Impôts sur les multinationales : l’Irlande évite le coup de massue fiscale

Fondapol Bruno Le Maire chez Parisien on Flickr (CC BY-NC-ND 2.0) — Fondapol - Fondation pour l'innovation politique,

L’accord des impôts sur les multinationales présente de nombreuses failles qui vont être exploitées par les entreprise et pays récalcitrants.

Par Philippe Lacoude.

Selon Bruno Le Maire, le G7 était, en mai dernier « à un millimètre d’un accord historique » sur une réforme de la fiscalité internationale.

Cinq mois plus tard, sous l’énorme pression des pays les plus dépensiers, l’Irlande aurait enfin capitulé et accepterait de relever son impôt sur les sociétés pour rejoindre l’accord mondial rêvé par les étatistes de tous les partis.

Une bonne chose ?

En théorie, le plan, s’il était mis en œuvre, obligerait les multinationales à payer des impôts là où elles opèrent – et non plus seulement là où elles ont leur siège social – et imposerait un taux d’imposition minimum de 15 % sur les bénéfices.

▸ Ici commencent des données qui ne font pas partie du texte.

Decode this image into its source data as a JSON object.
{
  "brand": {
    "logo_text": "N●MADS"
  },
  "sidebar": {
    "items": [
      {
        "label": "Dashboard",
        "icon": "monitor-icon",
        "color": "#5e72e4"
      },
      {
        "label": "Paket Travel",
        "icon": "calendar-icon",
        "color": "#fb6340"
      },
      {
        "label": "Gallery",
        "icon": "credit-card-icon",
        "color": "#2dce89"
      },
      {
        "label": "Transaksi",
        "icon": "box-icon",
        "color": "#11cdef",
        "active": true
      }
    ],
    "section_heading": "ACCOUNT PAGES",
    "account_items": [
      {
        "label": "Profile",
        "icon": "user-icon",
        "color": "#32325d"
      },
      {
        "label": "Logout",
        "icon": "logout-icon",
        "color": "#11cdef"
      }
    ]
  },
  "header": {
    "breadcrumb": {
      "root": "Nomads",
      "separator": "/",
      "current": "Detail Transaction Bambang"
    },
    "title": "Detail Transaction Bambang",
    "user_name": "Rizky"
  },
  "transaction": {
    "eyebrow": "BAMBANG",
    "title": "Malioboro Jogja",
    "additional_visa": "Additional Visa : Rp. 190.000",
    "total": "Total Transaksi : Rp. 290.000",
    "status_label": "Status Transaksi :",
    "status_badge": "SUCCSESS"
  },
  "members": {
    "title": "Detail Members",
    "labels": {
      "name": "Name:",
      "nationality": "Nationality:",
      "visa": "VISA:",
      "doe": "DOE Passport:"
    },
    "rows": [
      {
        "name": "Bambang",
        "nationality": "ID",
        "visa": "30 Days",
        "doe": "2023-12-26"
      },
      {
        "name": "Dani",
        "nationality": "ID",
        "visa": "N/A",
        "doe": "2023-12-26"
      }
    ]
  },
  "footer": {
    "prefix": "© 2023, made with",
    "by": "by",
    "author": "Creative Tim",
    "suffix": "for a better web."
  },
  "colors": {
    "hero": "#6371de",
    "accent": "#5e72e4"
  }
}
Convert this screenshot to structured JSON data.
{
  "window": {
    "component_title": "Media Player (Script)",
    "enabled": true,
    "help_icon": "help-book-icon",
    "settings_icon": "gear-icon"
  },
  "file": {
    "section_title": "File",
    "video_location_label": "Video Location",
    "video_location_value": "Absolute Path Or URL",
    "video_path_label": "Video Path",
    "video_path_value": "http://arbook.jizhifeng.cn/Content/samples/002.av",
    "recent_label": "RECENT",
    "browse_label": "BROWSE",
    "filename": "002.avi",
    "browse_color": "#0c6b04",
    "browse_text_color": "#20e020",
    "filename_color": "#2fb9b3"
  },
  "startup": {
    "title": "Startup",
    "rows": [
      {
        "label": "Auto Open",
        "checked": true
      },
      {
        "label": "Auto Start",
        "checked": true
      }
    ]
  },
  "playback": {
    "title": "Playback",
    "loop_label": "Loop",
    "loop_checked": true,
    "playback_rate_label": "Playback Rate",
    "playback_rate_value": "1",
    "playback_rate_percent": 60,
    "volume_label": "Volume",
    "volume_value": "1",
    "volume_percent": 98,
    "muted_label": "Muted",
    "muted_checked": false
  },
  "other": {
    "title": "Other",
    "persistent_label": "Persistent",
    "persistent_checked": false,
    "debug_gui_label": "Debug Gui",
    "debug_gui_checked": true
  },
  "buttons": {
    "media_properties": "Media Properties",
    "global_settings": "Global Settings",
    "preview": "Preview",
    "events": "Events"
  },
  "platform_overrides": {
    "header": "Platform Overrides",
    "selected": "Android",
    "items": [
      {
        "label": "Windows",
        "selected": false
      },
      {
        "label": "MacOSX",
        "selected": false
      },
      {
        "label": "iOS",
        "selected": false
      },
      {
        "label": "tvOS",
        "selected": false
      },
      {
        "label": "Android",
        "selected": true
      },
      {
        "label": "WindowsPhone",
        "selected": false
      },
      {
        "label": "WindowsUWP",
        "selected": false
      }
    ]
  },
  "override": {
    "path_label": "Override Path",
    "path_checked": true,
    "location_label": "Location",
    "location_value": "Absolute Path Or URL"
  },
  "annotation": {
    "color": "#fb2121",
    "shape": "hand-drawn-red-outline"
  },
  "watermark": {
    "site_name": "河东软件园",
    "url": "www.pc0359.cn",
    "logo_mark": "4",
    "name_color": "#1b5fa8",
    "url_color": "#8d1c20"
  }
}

Mais est-ce une bonne chose ?

Pour en juger, il faut savoir que l’idée était de lever 150 milliards d’euros de taxes supplémentaires sur les entreprises faisant plus de 20 milliards d’euros de chiffre d’affaires. (l’accord du G20 parle de 750 millions d’euros…)

Comme ces entreprises se comptent sur les doigts de la main et que l’assiette en question n’est pas si large que l’on croit, l’objectif est en soi arithmétiquement complétement saugrenu.

Ensuite, il est bien évident que les assiettes fiscales dépendent intimement des taux qui leur sont appliquées. Un relèvement des taux d’imposition va économiquement réduire ces assiettes et il y a fort à parier que compte-tenu de ce que nous savons sur la courbe de Laffer appliquée aux impôts sur les sociétés (ici, ici et ), les États ne verront pas tous ces milliards tomber dans leurs tonneaux des Danaïdes.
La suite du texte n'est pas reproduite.